Ambrea leaned back against the bed and blinked a bit dumbly at the sight of him interacting with the young woman. She had seen only a marginalized version of Rush, she realized then. Despite all of his secrets and his unwillingness to trust anyone with them, it became clear to her that it hadn’t interfered with his ability to make warm connections with others around him. Taken as a whole, he was very much connected to his IM world, and as more than just a skilled soldier. These people were his real family. Sisters and brothers, mother and father figures—everything he had always wanted or needed, albeit on his terms.
How naïve of her to think she had something to offer him that he couldn’t find anywhere else. The only thing she had been able to give him was nothing he had freely or willingly given back. Had he not been shot at, accidentally revealing his deepest secret to her, their acquaintance would have ended the moment she had stepped onto IM territory. And outside of that secret
and all the threads between them that connected back to it, what else did they really share?

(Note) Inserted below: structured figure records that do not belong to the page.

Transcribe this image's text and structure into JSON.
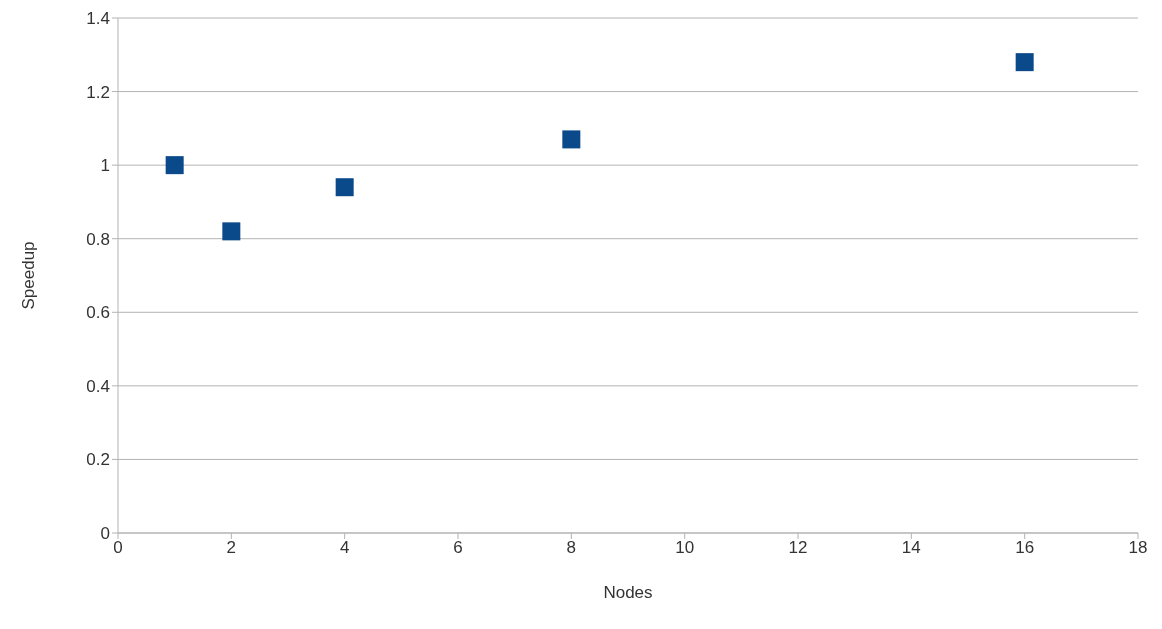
{
  "chart_data": {
    "type": "scatter",
    "xlabel": "Nodes",
    "ylabel": "Speedup",
    "x": [
      1,
      2,
      4,
      8,
      16
    ],
    "series": [
      {
        "color": "#0b4a8a",
        "values": [
          1.0,
          0.82,
          0.94,
          1.07,
          1.28
        ]
      }
    ],
    "xlim": [
      0,
      18
    ],
    "xticks": [
      0,
      2,
      4,
      6,
      8,
      10,
      12,
      14,
      16,
      18
    ],
    "ylim": [
      0,
      1.4
    ],
    "yticks": [
      0,
      0.2,
      0.4,
      0.6,
      0.8,
      1,
      1.2,
      1.4
    ],
    "grid": "y",
    "marker": "square",
    "legend": false
  }
}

As soon as Ophelia cut away the last restriction to her movement, Ambrea quickly pushed away from them, moving across the bay and trying to give herself a moment to regain control of a wildly unexplainable surge of emotion. She blinked in rapid succession, fighting the sting of tears in her eyes. Why did this upset her so much? She had known from the beginning that she was merely borrowing him from his world so he could help her in hers. And she clearly had far more complex things to worry about. Her future was nothing to be envied, nothing to tempt a man of action. Sure, there was danger now, but that would eventually ease and then all there would be was the tedium of political life. For her that was fine; for her it was a matter of destiny and responsibility. It would be everything she could ever want.
Almost.
But Rush was a man of action and danger. He lived on the edge of his own spiking adrenaline. Court life would promise him nothing but the prickliness of the occasionally perturbed politico or noble. And he had said it himself: she was thriving in that venue. Finding her own strength and footing. She could and would learn to handle them all herself.
So she really wouldn’t need him at all.
Ambrea squared her shoulders, fighting back the scream of dismay moving reflexively through her soul. She pressed brief, angry fingers into her eyes, took a breath, and then turned to face the other two people in the room.